What is an occipital nerve block?
This is an outpatient procedure involving placement of numbing medicine and possibly steroid into the area around the occipital nerves at the base of the scalp. The procedure is excellent for relieving the frequency and severity of various types of headaches along with occipital neuralgia.
For what types of conditions are occipital nerve blocks helpful?
There has been research showing the effectiveness of occipital nerve blocks for migraine headaches, cluster and tension headaches, along with any type of headache originating from the neck.
In addition, these blocks are very helpful for patients suffering from occipital neuralgia.
What do the occipital nerves do?
There are two occipital nerves on either side of the scalp. One is the greater occipital nerve and the other is the lesser occipital nerve. They are sensory nerves only, meaning they have no motor innervation at all. So deadening them with treatment does not affect any ability to move one’s head.

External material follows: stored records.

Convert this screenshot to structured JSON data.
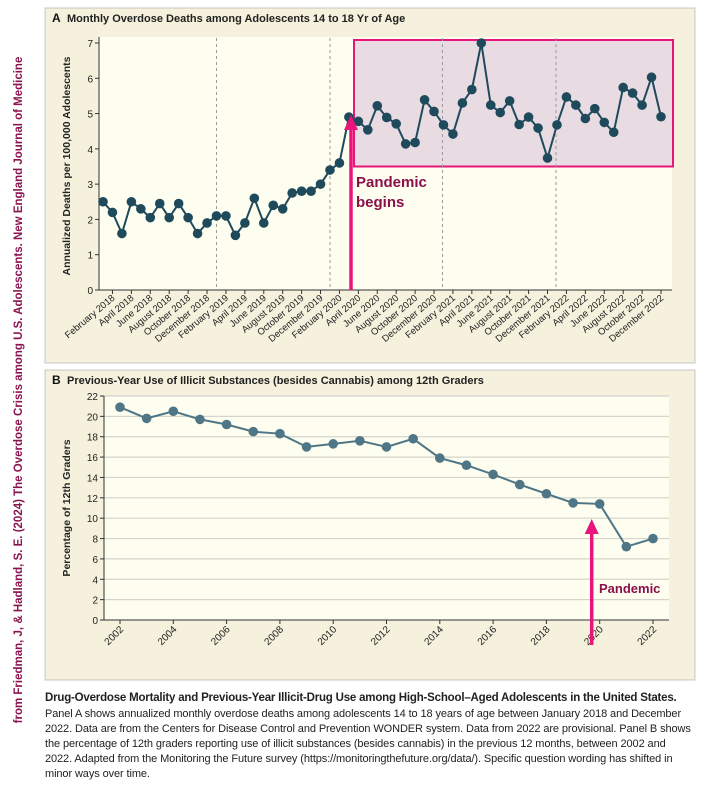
{
  "source_note": "from Friedman, J, & Hadland, S. E. (2024) The Overdose Crisis among U.S. Adolescents. New England Journal of Medicine",
  "colors": {
    "panel_bg": "#f5f1dc",
    "plot_bg": "#fefef0",
    "panelA_series": "#1f4a5c",
    "panelB_series": "#4f7686",
    "pandemic": "#e8157a",
    "annotation_text": "#8a0f4a",
    "box_fill": "#e8dbe2"
  },
  "chart_data": [
    {
      "panel": "A",
      "type": "line",
      "title": "Monthly Overdose Deaths among Adolescents 14 to 18 Yr of Age",
      "ylabel": "Annualized Deaths per 100,000 Adolescents",
      "xlabel": "",
      "ylim": [
        0,
        7
      ],
      "yticks": [
        0,
        1,
        2,
        3,
        4,
        5,
        6,
        7
      ],
      "grid": false,
      "year_separators": [
        "January 2019",
        "January 2020",
        "January 2021",
        "January 2022"
      ],
      "x_start": "January 2018",
      "x_end": "December 2022",
      "xtick_labels": [
        "February 2018",
        "April 2018",
        "June 2018",
        "August 2018",
        "October 2018",
        "December 2018",
        "February 2019",
        "April 2019",
        "June 2019",
        "August 2019",
        "October 2019",
        "December 2019",
        "February 2020",
        "April 2020",
        "June 2020",
        "August 2020",
        "October 2020",
        "December 2020",
        "February 2021",
        "April 2021",
        "June 2021",
        "August 2021",
        "October 2021",
        "December 2021",
        "February 2022",
        "April 2022",
        "June 2022",
        "August 2022",
        "October 2022",
        "December 2022"
      ],
      "values": [
        2.5,
        2.2,
        1.6,
        2.5,
        2.3,
        2.05,
        2.45,
        2.05,
        2.45,
        2.05,
        1.6,
        1.9,
        2.1,
        2.1,
        1.55,
        1.9,
        2.6,
        1.9,
        2.4,
        2.3,
        2.75,
        2.8,
        2.8,
        3.0,
        3.4,
        3.6,
        4.9,
        4.78,
        4.54,
        5.22,
        4.89,
        4.71,
        4.14,
        4.18,
        5.39,
        5.06,
        4.68,
        4.42,
        5.3,
        5.68,
        7.0,
        5.24,
        5.03,
        5.36,
        4.69,
        4.9,
        4.59,
        3.74,
        4.68,
        5.47,
        5.24,
        4.86,
        5.14,
        4.75,
        4.47,
        5.74,
        5.58,
        5.24,
        6.03,
        4.91
      ],
      "annotation": {
        "line1": "Pandemic",
        "line2": "begins",
        "at": "March 2020"
      },
      "highlight_box": {
        "from": "March 2020",
        "to": "December 2022",
        "ylim": [
          3.5,
          7
        ]
      }
    },
    {
      "panel": "B",
      "type": "line",
      "title": "Previous-Year Use of Illicit Substances (besides Cannabis) among 12th Graders",
      "ylabel": "Percentage of 12th Graders",
      "xlabel": "",
      "ylim": [
        0,
        22
      ],
      "yticks": [
        0,
        2,
        4,
        6,
        8,
        10,
        12,
        14,
        16,
        18,
        20,
        22
      ],
      "grid": true,
      "x": [
        2002,
        2003,
        2004,
        2005,
        2006,
        2007,
        2008,
        2009,
        2010,
        2011,
        2012,
        2013,
        2014,
        2015,
        2016,
        2017,
        2018,
        2019,
        2020,
        2021,
        2022
      ],
      "xtick_labels": [
        "2002",
        "2004",
        "2006",
        "2008",
        "2010",
        "2012",
        "2014",
        "2016",
        "2018",
        "2020",
        "2022"
      ],
      "values": [
        20.9,
        19.8,
        20.5,
        19.7,
        19.2,
        18.5,
        18.3,
        17.0,
        17.3,
        17.6,
        17.0,
        17.8,
        15.9,
        15.2,
        14.3,
        13.3,
        12.4,
        11.5,
        11.4,
        7.2,
        8.0
      ],
      "annotation": {
        "label": "Pandemic",
        "at": 2019.7
      }
    }
  ],
  "caption": {
    "title": "Drug-Overdose Mortality and Previous-Year Illicit-Drug Use among High-School–Aged Adolescents in the United States.",
    "body": "Panel A shows annualized monthly overdose deaths among adolescents 14 to 18 years of age between January 2018 and December 2022. Data are from the Centers for Disease Control and Prevention WONDER system. Data from 2022 are provisional. Panel B shows the percentage of 12th graders reporting use of illicit substances (besides cannabis) in the previous 12 months, between 2002 and 2022. Adapted from the Monitoring the Future survey (https://monitoringthefuture.org/data/). Specific question wording has shifted in minor ways over time."
  }
}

How is the procedure performed?
An occipital nerve block is an outpatient procedure that takes less than 10 minutes. The pain management physician will palpate in the area where the occipital nerves originate. At the point of maximal tenderness, the skin is sterilized and the needle is placed. Numbing medicine and possibly steroid medication is placed around the greater and lesser occipital nerves, often in a fan type technique.
Image guidance is not necessary for the procedure.
How effective are the injections?
Various studies have looked at occipital nerve blocks. For cervicogenic headaches, over 90% of patients receive an average of six months relief with the blocks. (Naja et al.) For those with cluster headaches, 85% of patients receive relief for up to four months (Ambrosini et al).
For migraine headaches and occipital neuralgia, occipital blocks continue to show impressive results. Eighty five percent of patients receive up to six months of relief with the procedure. Several procedures may be indicated for optimal results (Anthony M et al).
Are there risks with occipital blocks?
There are some minimal risks which may include infection, some slight bleeding or an allergic reaction. The biggest risk is that the procedure may not work as well as hoped.
As the needle does not go into the spinal canal, there really is no risk of spinal cord or nerve root injury.
If the occipital block works well, it may be repeated every few weeks as necessary. In addition, a radiofrequency ablation procedure of the occipital nerves may help to provide longer term relief.